Strategy & the test pyramid

What to test, and at what level.

Advanced14 min · lesson 9 of 12

Because Terratest tests are slow and cost money, the strategic question is not “test everything” but “what is worth a real deploy.” The testing pyramid applies to infrastructure: a wide base of fast static checks (format, validate, Checkov, policy), a middle of plan-level and unit-ish tests, and a narrow top of full integration tests with Terratest. You do not Terratest every variable permutation — you Terratest the module’s core promise and the integrations that only real deploys can prove.

The infrastructure testing pyramid
top — few, slow, high-value
Terratest
real deploy + behavior
middle
plan / native tests
resolved values, cheap
policy (OPA/Conftest)
guardrails on the plan
base — many, instant, free
fmt / validate
syntax + schema
Checkov / lint
static misconfig
Push checks down the pyramid where you can. Reserve Terratest for behavior that only a real deploy proves.

What to actually test

Good Terratest targets: a reusable module’s happy path (given typical inputs, it produces working, correctly-configured infrastructure), critical security properties that must hold at runtime (the private subnet is really unreachable, the bucket really rejects public access), and integration seams (this module composes with that one). Skip things a cheaper layer already covers — a static scan already knows the bucket has encryption declared; Terratest is for “and it actually works.”
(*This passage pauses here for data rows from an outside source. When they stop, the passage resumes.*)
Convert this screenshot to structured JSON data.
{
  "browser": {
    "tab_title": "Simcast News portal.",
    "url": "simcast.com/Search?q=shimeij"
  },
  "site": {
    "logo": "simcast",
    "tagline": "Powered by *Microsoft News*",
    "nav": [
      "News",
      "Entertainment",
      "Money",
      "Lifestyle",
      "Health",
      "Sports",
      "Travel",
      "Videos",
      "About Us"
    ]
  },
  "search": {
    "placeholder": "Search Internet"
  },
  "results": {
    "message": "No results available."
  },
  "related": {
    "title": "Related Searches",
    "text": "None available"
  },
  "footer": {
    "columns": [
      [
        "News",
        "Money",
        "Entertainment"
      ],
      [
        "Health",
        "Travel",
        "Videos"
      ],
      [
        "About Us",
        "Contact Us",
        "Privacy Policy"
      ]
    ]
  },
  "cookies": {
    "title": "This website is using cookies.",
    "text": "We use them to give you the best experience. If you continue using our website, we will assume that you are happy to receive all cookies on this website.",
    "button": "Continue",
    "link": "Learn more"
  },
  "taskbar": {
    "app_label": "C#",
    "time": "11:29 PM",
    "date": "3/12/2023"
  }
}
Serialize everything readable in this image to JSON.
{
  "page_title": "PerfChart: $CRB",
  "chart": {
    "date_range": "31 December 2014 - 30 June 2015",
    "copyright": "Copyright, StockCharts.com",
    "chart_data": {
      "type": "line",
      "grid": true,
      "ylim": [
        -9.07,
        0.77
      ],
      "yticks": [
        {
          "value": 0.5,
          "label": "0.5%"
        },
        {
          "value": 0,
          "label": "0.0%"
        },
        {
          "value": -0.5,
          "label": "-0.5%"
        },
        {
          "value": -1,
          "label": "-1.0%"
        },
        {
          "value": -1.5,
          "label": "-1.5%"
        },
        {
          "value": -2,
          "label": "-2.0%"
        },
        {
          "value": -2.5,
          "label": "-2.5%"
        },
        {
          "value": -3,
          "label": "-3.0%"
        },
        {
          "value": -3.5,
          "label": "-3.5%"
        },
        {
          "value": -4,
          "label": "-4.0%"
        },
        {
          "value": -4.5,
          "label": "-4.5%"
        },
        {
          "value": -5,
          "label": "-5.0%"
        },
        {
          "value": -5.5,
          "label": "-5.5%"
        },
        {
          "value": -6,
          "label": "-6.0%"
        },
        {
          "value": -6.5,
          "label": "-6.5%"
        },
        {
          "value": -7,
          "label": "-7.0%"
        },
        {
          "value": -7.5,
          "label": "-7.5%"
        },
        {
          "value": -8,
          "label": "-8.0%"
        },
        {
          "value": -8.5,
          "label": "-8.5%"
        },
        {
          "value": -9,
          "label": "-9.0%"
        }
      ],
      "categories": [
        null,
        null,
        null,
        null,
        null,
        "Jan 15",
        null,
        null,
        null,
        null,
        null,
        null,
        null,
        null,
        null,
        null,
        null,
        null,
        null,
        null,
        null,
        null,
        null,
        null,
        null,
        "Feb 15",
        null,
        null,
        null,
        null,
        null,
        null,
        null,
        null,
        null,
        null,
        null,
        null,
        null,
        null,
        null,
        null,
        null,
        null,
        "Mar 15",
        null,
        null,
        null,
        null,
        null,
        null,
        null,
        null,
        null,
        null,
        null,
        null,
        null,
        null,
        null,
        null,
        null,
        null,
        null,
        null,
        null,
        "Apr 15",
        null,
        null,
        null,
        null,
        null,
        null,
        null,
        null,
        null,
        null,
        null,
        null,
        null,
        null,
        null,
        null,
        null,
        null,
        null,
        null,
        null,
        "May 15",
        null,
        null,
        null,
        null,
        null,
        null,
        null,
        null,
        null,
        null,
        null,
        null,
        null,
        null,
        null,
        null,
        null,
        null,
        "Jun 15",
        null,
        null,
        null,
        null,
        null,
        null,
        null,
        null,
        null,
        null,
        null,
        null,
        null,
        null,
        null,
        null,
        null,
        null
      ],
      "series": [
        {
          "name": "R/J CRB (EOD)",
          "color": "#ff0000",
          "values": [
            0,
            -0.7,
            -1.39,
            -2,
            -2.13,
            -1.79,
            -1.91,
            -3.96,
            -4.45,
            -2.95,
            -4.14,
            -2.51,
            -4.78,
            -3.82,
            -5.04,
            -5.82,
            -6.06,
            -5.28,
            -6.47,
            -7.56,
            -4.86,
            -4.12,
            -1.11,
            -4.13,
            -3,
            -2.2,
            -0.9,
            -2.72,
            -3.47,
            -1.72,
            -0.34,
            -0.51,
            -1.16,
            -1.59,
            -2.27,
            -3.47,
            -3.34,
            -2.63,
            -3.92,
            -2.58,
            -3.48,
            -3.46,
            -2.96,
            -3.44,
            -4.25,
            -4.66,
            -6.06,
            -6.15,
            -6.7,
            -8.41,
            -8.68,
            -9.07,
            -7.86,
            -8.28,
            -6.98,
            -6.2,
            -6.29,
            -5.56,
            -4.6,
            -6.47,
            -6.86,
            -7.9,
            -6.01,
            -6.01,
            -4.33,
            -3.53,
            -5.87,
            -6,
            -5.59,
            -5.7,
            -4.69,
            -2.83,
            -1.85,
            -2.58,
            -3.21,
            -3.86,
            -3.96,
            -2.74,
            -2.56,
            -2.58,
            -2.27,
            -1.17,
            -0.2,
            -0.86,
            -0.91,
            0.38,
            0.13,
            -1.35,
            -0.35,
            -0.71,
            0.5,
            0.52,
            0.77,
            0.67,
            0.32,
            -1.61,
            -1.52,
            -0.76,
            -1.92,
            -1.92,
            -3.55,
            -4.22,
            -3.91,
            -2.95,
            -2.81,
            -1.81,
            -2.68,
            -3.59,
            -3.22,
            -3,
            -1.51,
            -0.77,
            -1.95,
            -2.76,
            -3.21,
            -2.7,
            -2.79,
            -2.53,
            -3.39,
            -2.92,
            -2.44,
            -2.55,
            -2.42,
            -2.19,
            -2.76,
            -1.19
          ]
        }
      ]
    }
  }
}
Over-testing with Terratest is slow and expensive
Every Terratest case is a real deploy costing minutes and money, so a suite that exhaustively tests trivial permutations becomes a slow, pricey bottleneck teams start skipping. Move everything you can to the fast, free layers (validate, Checkov, plan tests), and reserve Terratest for the high-value behavioral and integration cases that justify a real deploy. Right-sizing the suite is as important as writing it.